I hope that in some way this has touched or helped you. I hope that my journey will be one that will encourage you to walk . . . chin up!
35
Ready or Not
Man of Sorrows! What a name
For the So
n of God, who came
Ruined sinners to reclaim
Hallelujah! What a Savior!
Philip Bliss,
“Hallelujah! What a Savior!”
Shattered dreams are never random. They are always a piece in a larger puzzle, a chapter in a larger story. The Holy Spirit uses the pain of shattered dreams to help us discover our desire for God, to help us begin dreaming the highest dream. They are ordained opportunities for the Spirit to awaken, then to satisfy our highest dream.
Larry Crabb
Now it is required that those who have been
given a trust must prove faithful.
1 Corinthians 4:2
April 12, 2009
Easter is here whether I am ready or not. By the time I push the button to post this blog, it will be officially past midnight and it will be Easter Sunday.

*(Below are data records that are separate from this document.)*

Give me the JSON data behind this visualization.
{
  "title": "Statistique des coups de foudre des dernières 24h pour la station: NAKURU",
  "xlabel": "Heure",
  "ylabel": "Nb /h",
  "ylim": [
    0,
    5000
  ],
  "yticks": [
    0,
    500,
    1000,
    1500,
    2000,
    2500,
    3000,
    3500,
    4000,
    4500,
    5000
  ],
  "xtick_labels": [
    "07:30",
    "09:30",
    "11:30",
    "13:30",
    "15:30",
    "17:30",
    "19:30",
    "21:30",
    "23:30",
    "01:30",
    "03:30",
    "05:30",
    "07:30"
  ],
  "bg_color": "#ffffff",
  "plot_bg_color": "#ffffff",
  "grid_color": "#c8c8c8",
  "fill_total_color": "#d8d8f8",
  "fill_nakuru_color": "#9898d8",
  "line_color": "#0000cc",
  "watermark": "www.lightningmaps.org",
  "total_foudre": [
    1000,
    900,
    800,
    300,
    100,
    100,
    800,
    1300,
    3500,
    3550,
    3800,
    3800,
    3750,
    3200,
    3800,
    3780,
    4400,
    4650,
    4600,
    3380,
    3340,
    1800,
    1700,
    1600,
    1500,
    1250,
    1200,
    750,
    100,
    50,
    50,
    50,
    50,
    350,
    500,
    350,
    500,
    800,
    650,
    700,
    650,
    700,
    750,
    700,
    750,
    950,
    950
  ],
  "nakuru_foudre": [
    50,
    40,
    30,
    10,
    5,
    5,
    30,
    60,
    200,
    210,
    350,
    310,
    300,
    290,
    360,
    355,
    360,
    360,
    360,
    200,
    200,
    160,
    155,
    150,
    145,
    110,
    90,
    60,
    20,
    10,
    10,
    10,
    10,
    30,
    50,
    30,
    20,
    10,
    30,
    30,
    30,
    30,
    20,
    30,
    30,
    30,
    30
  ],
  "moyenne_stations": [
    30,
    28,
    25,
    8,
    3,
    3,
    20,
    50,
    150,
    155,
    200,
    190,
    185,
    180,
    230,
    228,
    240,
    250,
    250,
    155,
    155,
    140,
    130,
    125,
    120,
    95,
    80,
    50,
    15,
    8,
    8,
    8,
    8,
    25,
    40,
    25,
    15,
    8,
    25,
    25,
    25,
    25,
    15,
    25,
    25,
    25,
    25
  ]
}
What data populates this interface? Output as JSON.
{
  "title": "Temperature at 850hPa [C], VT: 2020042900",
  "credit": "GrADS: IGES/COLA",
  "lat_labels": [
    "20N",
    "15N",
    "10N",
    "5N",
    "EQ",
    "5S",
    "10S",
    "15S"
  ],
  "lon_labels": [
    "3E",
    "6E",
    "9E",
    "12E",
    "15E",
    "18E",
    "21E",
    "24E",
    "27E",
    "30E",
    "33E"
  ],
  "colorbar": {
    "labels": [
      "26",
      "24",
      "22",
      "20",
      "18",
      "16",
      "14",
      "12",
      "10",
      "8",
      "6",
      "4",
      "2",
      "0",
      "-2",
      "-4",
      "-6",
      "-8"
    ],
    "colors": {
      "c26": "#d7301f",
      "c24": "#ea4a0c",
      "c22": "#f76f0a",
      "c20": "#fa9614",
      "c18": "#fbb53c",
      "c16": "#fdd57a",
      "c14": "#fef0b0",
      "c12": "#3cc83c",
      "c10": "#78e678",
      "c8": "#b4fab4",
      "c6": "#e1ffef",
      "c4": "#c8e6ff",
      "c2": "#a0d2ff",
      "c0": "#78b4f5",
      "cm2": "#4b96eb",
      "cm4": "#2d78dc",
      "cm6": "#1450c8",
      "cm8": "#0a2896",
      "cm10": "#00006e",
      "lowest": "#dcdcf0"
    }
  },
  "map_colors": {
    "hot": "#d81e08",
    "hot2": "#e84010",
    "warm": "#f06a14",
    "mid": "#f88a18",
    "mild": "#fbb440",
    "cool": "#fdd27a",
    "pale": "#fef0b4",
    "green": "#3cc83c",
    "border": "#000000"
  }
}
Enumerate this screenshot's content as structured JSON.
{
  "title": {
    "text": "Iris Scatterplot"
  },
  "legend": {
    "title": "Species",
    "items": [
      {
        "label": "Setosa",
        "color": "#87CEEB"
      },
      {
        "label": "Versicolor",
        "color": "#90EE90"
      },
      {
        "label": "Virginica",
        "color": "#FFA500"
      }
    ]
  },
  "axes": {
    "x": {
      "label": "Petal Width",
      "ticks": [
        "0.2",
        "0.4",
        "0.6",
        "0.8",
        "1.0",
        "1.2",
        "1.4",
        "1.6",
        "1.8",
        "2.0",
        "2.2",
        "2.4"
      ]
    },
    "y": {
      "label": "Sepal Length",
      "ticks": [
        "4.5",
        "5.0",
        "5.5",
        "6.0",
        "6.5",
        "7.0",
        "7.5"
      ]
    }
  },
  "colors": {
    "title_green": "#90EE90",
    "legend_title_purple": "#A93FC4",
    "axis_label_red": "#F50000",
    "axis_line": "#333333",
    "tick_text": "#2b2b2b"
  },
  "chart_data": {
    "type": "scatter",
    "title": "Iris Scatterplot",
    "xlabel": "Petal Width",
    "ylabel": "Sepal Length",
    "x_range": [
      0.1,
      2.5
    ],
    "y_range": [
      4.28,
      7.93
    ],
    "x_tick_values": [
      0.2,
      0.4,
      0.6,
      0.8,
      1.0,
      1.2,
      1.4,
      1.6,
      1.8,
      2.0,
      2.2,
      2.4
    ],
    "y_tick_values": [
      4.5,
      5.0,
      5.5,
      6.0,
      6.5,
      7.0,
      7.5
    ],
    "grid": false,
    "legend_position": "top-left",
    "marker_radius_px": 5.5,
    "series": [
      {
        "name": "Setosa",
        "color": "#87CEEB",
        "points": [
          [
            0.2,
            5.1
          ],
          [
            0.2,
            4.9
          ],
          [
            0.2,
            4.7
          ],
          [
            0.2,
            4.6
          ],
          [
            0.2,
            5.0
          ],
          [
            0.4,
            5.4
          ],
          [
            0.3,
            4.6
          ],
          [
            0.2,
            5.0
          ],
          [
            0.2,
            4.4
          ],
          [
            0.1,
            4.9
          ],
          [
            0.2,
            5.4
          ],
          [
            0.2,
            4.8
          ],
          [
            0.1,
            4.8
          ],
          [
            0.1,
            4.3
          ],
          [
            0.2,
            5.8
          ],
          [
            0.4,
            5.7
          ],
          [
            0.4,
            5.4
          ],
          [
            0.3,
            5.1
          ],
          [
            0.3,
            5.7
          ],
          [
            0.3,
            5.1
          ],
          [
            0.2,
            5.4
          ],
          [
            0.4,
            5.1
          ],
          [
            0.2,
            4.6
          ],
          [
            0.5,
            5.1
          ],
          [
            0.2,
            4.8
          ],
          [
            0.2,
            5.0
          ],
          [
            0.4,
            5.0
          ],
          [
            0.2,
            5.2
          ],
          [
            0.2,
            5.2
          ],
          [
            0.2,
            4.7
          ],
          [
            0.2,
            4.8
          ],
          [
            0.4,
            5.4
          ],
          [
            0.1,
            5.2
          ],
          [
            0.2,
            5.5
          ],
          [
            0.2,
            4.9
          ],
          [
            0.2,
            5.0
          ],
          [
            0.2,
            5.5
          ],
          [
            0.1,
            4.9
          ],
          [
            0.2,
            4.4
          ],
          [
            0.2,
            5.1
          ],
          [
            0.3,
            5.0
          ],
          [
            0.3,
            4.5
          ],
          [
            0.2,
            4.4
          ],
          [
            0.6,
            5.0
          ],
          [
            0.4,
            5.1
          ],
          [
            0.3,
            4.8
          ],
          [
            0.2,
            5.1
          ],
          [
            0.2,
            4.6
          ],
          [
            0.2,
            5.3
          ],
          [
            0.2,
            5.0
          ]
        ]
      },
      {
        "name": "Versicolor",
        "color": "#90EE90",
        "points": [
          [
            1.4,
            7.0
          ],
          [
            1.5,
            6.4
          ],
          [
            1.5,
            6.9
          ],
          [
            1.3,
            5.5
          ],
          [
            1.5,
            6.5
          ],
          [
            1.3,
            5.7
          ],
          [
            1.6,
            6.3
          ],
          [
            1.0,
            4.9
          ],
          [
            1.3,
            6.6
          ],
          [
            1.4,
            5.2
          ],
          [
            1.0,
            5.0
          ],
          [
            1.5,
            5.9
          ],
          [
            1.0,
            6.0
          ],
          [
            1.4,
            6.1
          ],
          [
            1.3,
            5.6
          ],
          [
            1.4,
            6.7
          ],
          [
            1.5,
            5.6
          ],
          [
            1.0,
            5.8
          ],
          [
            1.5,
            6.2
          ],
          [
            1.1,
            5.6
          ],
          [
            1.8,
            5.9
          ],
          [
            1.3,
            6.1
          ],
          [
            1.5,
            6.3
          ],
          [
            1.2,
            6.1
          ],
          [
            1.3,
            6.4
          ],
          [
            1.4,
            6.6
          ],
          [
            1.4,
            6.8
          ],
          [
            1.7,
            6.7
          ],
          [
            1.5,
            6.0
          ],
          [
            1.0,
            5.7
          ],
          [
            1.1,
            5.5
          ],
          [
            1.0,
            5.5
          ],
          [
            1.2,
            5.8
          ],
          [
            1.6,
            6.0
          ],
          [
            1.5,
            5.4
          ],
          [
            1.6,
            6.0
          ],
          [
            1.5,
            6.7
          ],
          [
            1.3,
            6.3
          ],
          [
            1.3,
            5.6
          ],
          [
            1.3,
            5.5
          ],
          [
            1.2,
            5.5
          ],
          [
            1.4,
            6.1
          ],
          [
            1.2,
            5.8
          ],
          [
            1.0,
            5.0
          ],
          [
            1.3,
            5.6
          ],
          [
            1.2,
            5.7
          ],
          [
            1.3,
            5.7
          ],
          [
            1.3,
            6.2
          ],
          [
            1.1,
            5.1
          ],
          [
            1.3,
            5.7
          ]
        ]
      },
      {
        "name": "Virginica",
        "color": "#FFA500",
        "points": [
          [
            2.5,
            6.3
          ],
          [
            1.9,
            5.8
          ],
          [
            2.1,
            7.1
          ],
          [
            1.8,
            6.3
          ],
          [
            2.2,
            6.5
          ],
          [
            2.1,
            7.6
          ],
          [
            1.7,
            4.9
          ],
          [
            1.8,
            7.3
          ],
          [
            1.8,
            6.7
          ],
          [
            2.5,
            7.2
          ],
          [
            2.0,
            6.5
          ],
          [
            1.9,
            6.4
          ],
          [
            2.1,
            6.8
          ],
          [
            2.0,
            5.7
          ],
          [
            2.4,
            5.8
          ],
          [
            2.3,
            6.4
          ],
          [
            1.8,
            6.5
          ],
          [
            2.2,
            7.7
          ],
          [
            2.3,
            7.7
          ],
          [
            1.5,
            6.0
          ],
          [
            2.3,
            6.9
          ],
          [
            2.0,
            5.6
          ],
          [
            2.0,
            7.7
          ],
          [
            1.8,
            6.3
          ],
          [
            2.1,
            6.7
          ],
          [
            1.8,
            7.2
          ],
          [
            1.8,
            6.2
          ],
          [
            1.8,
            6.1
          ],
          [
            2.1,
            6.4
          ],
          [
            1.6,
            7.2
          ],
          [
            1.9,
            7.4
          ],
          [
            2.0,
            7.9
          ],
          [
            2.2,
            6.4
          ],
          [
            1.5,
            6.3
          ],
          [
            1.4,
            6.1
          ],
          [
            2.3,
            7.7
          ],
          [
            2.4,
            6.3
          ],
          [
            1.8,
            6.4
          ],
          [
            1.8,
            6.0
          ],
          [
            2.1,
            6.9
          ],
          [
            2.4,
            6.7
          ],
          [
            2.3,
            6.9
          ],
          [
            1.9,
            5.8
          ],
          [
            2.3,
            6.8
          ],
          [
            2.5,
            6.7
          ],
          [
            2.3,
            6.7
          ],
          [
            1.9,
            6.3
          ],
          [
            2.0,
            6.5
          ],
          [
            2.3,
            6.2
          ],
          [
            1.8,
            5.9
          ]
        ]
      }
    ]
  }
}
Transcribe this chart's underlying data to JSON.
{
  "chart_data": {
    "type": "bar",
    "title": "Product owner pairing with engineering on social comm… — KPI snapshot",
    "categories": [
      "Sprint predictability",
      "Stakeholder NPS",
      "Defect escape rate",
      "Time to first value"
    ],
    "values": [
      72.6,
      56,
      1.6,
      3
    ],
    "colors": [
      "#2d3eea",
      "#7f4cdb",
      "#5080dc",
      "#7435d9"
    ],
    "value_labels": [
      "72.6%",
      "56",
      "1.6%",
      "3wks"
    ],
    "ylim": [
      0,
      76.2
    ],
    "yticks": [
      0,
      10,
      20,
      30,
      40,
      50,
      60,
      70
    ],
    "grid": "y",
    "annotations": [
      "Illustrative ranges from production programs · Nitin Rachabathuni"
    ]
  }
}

This year, I didn’t do the official Easter shopping outing where the little girls get new dresses, nor did any of the eggs get colored (plastic will do this year, right?). For that matter, the official Chapman Easter baskets were left in the attic and I didn’t make it to the store to buy the Easter candy.
Easter just kind of snuck up on me. I knew it was coming, but somehow I thought if I didn’t look, it would go right on by without much pain. I think I was mistaken.
Definitely a different Easter. All of us Chapmans spread out and not together. It is mostly different, though, because of one little squinty-eyed girl who made this family complete with her belly giggle and her infectious personality . . . truly a silly, silly goober!
She is painfully missed, and the hole that is left in her absence is one that is the shape of her and her alone. No one else can fill the empty place that Maria left. While I’ve been reflecting on that, however, I began to think again of Easter and what all it represents.
Until now, Christmas has always been my favorite holiday to celebrate. Why wouldn’t it be? Presents to each other, and Christ as a baby – the present to the world so that we could be saved! A beautiful holiday filled with so much joy, expectation, and celebration. Everything we celebrate at Christmas is really in the form of a present, nicely wrapped with a beautiful bow . . . but without Easter, Christmas would be just another day.